Michael Nisco, MD, MBA, medical director of the 436-licensed-bed Saint Agnes Medical Center's hospice and palliative care program in Fresno, Calif., says, "We get more testimonials from patients and families in tremendous distress that palliative care reduces stress on the patient, the family, the nurse, the physician. This is an understanding of what can and can't be done for a patient, and it is savings in the long run. This is patient-centered care."
Saint Agnes Medical Center has grown over the past five years with an average of 120 new inpatient referrals each month to an average of more than 400 total patient contacts, including follow-ups each month, according to the hospital.
Many healthcare systems are still evaluating their ROI for palliative care programs, which are relatively new.
At the 230-staffed-bed Gundersen Lutheran Hospital in LaCrosse, Wis., the palliative care program has shown improved fiscal performance and has resulted in "significantly reduced hospital costs," according to the hospital. In a 2008 report, the hospital cited a cost reduction of $3,500 per patient in billed costs, and a reduction of hospital readmissions for palliative care patients to 6%, compared to 18% in a control population. In addition, the hospital report cited "higher ratings of satisfaction with care from families of patients who die in the hospital."

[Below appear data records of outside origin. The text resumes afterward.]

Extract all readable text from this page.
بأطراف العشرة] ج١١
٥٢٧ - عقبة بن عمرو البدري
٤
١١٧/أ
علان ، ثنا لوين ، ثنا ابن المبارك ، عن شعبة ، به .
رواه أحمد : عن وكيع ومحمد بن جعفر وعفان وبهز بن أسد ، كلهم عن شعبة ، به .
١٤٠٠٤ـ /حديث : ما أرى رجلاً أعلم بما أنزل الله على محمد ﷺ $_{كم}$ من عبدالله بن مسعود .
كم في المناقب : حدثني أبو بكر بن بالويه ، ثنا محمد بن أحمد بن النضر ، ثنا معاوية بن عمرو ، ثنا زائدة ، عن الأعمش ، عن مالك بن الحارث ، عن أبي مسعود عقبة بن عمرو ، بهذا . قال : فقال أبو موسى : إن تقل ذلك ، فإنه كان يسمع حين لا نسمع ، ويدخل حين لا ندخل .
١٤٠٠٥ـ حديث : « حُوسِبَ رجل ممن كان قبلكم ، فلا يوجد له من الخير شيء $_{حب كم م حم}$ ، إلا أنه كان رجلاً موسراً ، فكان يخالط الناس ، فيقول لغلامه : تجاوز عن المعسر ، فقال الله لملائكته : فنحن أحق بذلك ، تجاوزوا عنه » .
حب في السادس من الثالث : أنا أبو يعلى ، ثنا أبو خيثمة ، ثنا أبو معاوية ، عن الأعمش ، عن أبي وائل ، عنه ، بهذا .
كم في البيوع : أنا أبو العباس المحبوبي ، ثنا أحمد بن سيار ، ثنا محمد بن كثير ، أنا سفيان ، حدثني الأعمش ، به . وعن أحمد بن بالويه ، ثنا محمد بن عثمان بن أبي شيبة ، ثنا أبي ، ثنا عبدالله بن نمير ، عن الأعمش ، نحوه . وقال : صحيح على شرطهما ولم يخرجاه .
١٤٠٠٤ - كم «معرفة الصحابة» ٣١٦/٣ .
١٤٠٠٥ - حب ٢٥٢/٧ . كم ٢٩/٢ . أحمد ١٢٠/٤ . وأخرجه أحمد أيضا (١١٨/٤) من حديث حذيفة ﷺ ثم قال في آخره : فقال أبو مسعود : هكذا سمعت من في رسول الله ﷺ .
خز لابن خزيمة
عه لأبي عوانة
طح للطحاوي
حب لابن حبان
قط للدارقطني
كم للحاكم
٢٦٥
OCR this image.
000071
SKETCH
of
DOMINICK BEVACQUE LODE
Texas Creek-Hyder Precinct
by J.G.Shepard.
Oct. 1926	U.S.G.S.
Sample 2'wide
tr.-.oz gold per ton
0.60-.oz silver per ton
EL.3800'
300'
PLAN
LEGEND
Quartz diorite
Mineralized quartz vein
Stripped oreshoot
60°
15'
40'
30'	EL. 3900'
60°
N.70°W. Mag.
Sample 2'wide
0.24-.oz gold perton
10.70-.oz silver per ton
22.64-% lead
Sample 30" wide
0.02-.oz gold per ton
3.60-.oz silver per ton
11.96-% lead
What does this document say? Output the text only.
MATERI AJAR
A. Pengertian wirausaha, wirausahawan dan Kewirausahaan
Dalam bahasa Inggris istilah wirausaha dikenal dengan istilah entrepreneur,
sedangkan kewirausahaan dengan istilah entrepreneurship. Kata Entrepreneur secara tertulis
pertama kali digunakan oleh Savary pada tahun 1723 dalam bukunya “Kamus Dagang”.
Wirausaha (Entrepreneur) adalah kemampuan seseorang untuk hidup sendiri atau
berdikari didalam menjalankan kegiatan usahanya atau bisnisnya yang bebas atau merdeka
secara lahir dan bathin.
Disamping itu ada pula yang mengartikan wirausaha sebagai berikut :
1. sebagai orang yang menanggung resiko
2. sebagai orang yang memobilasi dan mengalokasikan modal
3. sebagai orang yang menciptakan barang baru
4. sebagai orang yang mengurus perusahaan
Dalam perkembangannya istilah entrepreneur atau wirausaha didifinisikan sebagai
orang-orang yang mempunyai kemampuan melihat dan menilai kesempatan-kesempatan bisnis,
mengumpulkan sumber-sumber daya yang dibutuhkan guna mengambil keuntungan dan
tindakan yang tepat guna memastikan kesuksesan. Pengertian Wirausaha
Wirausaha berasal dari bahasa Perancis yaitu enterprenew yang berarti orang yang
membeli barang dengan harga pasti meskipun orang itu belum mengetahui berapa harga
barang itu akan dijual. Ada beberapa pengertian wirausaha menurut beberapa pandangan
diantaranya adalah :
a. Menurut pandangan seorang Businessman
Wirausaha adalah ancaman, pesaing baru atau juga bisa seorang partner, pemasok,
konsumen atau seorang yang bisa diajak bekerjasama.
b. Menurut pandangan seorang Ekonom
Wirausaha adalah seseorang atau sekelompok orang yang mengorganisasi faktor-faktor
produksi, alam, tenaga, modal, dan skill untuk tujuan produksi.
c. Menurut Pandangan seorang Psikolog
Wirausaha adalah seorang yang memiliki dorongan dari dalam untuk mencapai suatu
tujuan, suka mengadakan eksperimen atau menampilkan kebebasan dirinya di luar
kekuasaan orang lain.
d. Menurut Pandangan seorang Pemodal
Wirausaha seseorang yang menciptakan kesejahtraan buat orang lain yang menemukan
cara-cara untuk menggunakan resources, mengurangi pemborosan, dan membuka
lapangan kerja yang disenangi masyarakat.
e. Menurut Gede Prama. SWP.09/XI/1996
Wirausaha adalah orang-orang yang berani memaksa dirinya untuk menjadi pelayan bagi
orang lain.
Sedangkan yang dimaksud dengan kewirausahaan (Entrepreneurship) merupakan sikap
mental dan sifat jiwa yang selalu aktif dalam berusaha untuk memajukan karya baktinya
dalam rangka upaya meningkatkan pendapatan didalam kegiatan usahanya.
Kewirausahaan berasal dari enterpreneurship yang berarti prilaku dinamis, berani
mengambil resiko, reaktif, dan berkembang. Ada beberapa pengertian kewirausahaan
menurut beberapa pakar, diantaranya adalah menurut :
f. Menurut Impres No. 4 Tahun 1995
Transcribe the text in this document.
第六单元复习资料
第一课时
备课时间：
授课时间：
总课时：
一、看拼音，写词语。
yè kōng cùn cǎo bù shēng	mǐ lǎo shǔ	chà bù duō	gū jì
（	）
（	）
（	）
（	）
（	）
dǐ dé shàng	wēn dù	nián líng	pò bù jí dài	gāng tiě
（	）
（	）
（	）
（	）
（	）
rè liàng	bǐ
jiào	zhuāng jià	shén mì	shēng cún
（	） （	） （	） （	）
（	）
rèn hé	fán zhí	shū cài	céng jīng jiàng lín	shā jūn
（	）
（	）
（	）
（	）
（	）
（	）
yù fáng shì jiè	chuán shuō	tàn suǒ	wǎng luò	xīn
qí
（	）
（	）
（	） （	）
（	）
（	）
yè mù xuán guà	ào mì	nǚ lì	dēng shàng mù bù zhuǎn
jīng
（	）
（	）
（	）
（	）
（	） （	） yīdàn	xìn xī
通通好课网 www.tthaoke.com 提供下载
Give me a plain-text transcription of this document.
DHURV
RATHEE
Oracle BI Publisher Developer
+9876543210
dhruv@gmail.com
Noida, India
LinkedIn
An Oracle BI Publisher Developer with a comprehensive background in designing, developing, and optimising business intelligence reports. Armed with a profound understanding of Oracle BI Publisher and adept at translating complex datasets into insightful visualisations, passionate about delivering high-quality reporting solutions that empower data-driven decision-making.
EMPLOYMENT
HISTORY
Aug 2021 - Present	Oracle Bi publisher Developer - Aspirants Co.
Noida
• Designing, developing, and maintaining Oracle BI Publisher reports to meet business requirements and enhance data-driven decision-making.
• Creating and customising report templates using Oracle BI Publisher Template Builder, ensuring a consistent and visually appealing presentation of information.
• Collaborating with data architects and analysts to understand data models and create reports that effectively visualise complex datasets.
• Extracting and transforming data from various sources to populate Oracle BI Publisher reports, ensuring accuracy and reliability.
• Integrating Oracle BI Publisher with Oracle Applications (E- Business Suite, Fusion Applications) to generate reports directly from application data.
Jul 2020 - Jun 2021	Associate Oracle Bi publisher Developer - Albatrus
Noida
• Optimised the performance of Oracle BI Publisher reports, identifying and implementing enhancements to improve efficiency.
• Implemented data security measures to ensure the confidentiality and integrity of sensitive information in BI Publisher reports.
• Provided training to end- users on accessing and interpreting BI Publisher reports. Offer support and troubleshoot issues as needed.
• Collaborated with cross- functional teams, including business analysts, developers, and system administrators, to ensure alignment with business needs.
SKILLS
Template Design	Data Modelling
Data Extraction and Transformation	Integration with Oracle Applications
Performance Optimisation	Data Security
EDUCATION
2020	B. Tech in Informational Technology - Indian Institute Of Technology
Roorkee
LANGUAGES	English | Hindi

In an extensive study in 2006, the Sutter Health Institute for Research and Education, part of Sutter Health in San Francisco, found that palliative care programs at 798-bed California Pacific Medical Center in that city resulted in estimated annual savings of $2.2 million, with daily costs for palliative care patients 14.5% lower compared to usual care patients.
Experts foresee potential for new palliative care programs across the nation. About 90 million Americans are living with serious and life-threatening illnesses, a number that is expected to double in the next 25 years, according to the Center to Advance Palliative Care. The organization's observation is that most people with serious illness experience inadequate and fragmented care from a variety of doctors. Communication is another issue the organization identifies as problematic, both between doctor and patient, and among the patient's medical caregivers.
Success key No. 1: Expanding into outpatient
Gundersen Lutheran Hospital has initiated a pilot program with the Centers for Medicare & Medicaid Services that enables prospective patients and their families to consider outpatient palliative care—even before they are admitted to the hospital.
"Our goal is to try to enroll patients much earlier, identifying them much earlier in their care," says Bernard Hammes, PhD, director of Respecting Choices, an organization owned and operated by Gundersen Lutheran that assists organizations and communities in implementing advance care planning practices. He also is Gundersen's director of medical humanities and chairs its institutional review board and ethics committee.
Essentially, the hospital works with patients and their families to integrate patient choices and direction before a time when the patients can't make their own medical decisions. Afflicted with complicated illnesses, these patients have progressive diseases that could result in functional decline and frequent hospitalizations and emergency department visits. Many patients' prognosis gives them two years or less to live—with the anticipation of continuous decline during those two years. Gundersen Lutheran's program features an interdisciplinary care team dedicated to providing high-quality, seamless medical care, individualized for each patient and his or her family.